The opposite was observed for specificity whereby the levels were higher compared to PCR (96.5%) than microscopy (94.7%). This indicates that compared with PCR, they have a higher ability to actually detect a malaria-negative patient. False-positive results could be explained by the persistence of HRP2 circulation in the blood for > 2 weeks even after antimalarial treatment [34]. The different factors such as false positives, false negatives, inability to detect submicroscopic infections, persistent HRP2 antigenemia, and HRP2 polymorphism, considered biases in the interpretation of the real level of RDT performance, would require PCR to be added for an improvement of the quality of its diagnosis [29, 35].
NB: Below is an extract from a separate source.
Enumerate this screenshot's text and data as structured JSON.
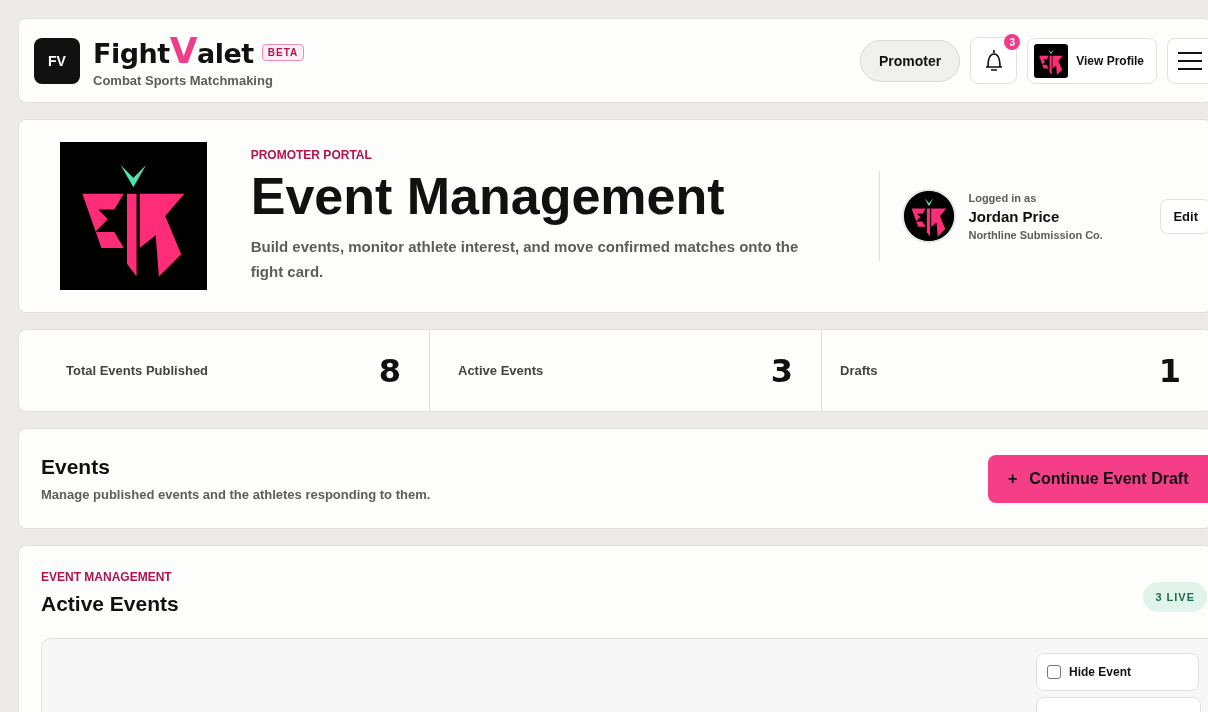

Our study has some limitations. Indeed, although the Advantage Malaria Pan+Pf Card® RDT detects species other than P. falciparum, the performance of this RDT to detect other plasmodial species has not been assessed because of the low number of positive cases for these other species. Among the included subjects whose malaria test result was positive according to the results of the microscopic examination, 2.2% had a positive result for P. malariae and 0.9% for P. ovale.

Conclusion

The diagnostic performance of the Advantage P.F Malaria Card® and Advantage Malaria Pan + PF Card® RDTs for the parasitological confirmation of malaria cases compared to the microscopy as the gold standard, although varying according to the parasite density, was acceptable under the field conditions found in Togo; even if considering PCR as the reference method, this performance has slightly declined. As sub-microscopic infections are expected to be more frequent, an impact of the control strategies undertaken by Togo, the determination of the performance of the new RDTs should perhaps consider PCR in the evaluation procedure as part of the continuous improvement of these diagnostic tools to achieve the elimination of malaria in the countries where it remains endemic.